Conformal prediction is a model-agnostic approach to generating prediction sets that cover the true class with a high probability. Although its prediction set size is expected to capture aleatoric uncertainty, there is a lack of evidence regarding its effectiveness. The literature presents that prediction set size can upper-bound aleatoric uncertainty or that prediction sets are larger for difficult instances and smaller for easy ones, but a validation of this attribute of conformal predictors is missing. This work investigates how effectively conformal predictors quantify aleatoric uncertainty, specifically the inherent ambiguity in datasets caused by overlapping classes. We perform this by measuring the correlation between prediction set sizes and the number of distinct labels assigned by human annotators per instance. We further assess the similarity between prediction sets and human-provided annotations. We use three conformal prediction approaches to generate prediction sets for eight deep learning models trained on four datasets. The datasets contain annotations from multiple human annotators (ranging from five to fifty participants) per instance, enabling the identification of class overlap. We show that the vast majority of the conformal prediction outputs show a very weak to weak correlation with human annotations, with only a few showing moderate correlation. These findings underscore the necessity of critically reassessing the prediction sets generated using conformal predictors. While they can provide a higher coverage of the true classes, their capability in capturing aleatoric uncertainty and generating sets that align with human annotations remains limited.

Paper Structure

This paper contains 29 sections, 11 equations, 5 figures, 16 tables.

Figures (5)

  • Figure 1: Distinct human labels distribution in the CIFAR-10H, MLRSNet, FER+, and ImageNet-Real datasets. The X-axis shows the number of distinct human labels per image, and the Y-axis shows the number of images.
  • Figure 2: Conformal prediction set outputs for sample images from the four datasets.

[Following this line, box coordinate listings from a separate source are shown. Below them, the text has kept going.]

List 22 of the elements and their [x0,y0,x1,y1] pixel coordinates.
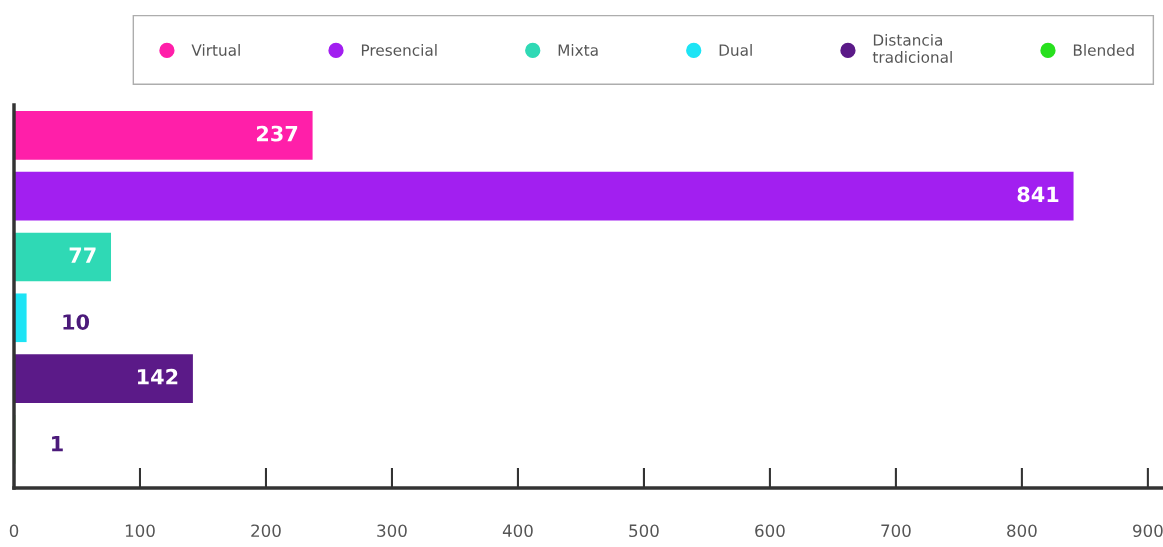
x-tick-label: 500 [629,524,659,538]
data-label: 841 [1017,186,1059,203]
legend-label: Blended [1073,44,1134,56]
data-label: 237 [256,125,298,142]
legend-label: Dual [719,44,752,56]
x-tick-label: 600 [755,524,785,538]
legend-label: Virtual [191,44,240,56]
legend-label: Distancia tradicional [872,33,952,63]
legend-label: Presencial [361,44,437,56]
x-tick-label: 200 [251,524,281,538]
data-label: 77 [69,247,96,263]
x-tick-label: 900 [1133,524,1163,538]
x-tick-label: 400 [502,524,533,538]
data-label: 10 [63,314,90,330]
x-tick-label: 800 [1007,524,1037,538]
x-tick-label: 0 [9,524,19,538]
x-tick-label: 700 [881,524,911,538]
x-tick-label: 300 [377,524,407,538]
x-tick-label: 100 [125,524,155,538]
data-label: 1 [52,436,63,452]
legend-label: Mixta [558,44,598,56]
data-label: 142 [137,368,178,385]
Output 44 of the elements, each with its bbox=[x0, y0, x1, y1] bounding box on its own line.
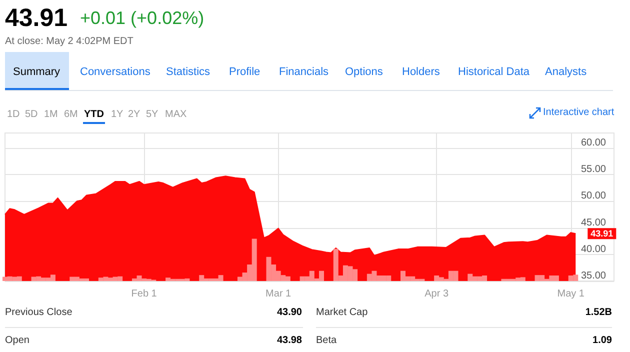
text: 1D bbox=[7, 109, 20, 120]
text: Options bbox=[345, 66, 383, 78]
text: 1Y bbox=[111, 109, 124, 120]
text: Previous Close bbox=[5, 307, 72, 318]
y-tick-label: 45.00 bbox=[580, 217, 606, 228]
y-tick-label: 55.00 bbox=[580, 164, 606, 176]
text: 43.98 bbox=[276, 335, 302, 346]
y-tick-label: 40.00 bbox=[580, 244, 606, 255]
text: Market Cap bbox=[316, 307, 368, 318]
text: Beta bbox=[316, 335, 337, 346]
text: 6M bbox=[64, 109, 78, 120]
text: Financials bbox=[279, 66, 329, 78]
text: Conversations bbox=[80, 66, 150, 78]
text: 5Y bbox=[146, 109, 158, 120]
text: 1.52B bbox=[585, 307, 612, 318]
text: Summary bbox=[13, 66, 60, 78]
text: MAX bbox=[165, 109, 187, 120]
data-label: 43.91 bbox=[590, 228, 614, 239]
y-tick-label: 35.00 bbox=[580, 270, 606, 282]
text: Holders bbox=[402, 66, 440, 78]
text: YTD bbox=[84, 109, 104, 120]
y-tick-label: 60.00 bbox=[580, 137, 606, 148]
bar bbox=[166, 278, 171, 281]
text: Interactive chart bbox=[543, 107, 614, 118]
x-tick-label: Apr 3 bbox=[424, 288, 449, 300]
y-tick-label: 50.00 bbox=[580, 190, 606, 202]
text: Historical Data bbox=[458, 66, 530, 78]
x-tick-label: Feb 1 bbox=[131, 288, 158, 300]
text: Profile bbox=[229, 66, 260, 78]
chart-title: 43.91 bbox=[5, 4, 68, 33]
text: Analysts bbox=[545, 66, 587, 78]
x-tick-label: Mar 1 bbox=[266, 288, 292, 300]
text: 2Y bbox=[128, 109, 140, 120]
text: 1.09 bbox=[592, 335, 612, 346]
bar bbox=[400, 270, 406, 281]
text: 1M bbox=[44, 109, 58, 120]
text: At close: May 2 4:02PM EDT bbox=[5, 36, 134, 47]
text: Statistics bbox=[166, 66, 210, 78]
bar bbox=[468, 274, 473, 281]
text: Open bbox=[5, 335, 30, 346]
text: 43.90 bbox=[276, 307, 302, 318]
x-tick-label: May 1 bbox=[557, 288, 585, 300]
text: 5D bbox=[25, 109, 38, 120]
chart-subtitle: +0.01 (+0.02%) bbox=[80, 8, 204, 29]
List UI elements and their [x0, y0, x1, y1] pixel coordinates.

Columns from left to right: CIFAR-10H (leftmost), MLRSNet, FER+, and ImageNet-Real (rightmost).
  • Figure A1: Distribution of prediction set sizes. The y-axis is log-scaled for easier visualization of the imbalanced counts. The count of the largest three prediction set sizes is shown on top of the bars. The three columns, from left to right, represent LAC, APS, and RAPS, respectively.
  • Figure A2: Coverage at different prediction set sizes. The X-axis shows prediction set sizes, and the Y-axis shows the coverage. The three columns, from left to right, represent LAC, APS, and RAPS, respectively.
  • Figure A3: Spearman's rank correlation coefficient, $r_s$, $p < .001$, between prediction set sizes and class overlap with an increased prevalence of larger prediction sets. The X-axis shows the upper limit of the considered prediction set sizes $(|C| \leq x)$, and the Y-axis shows Spearman's rank correlation coefficient. The three columns, from left to right, represent LAC, APS, and RAPS, respectively.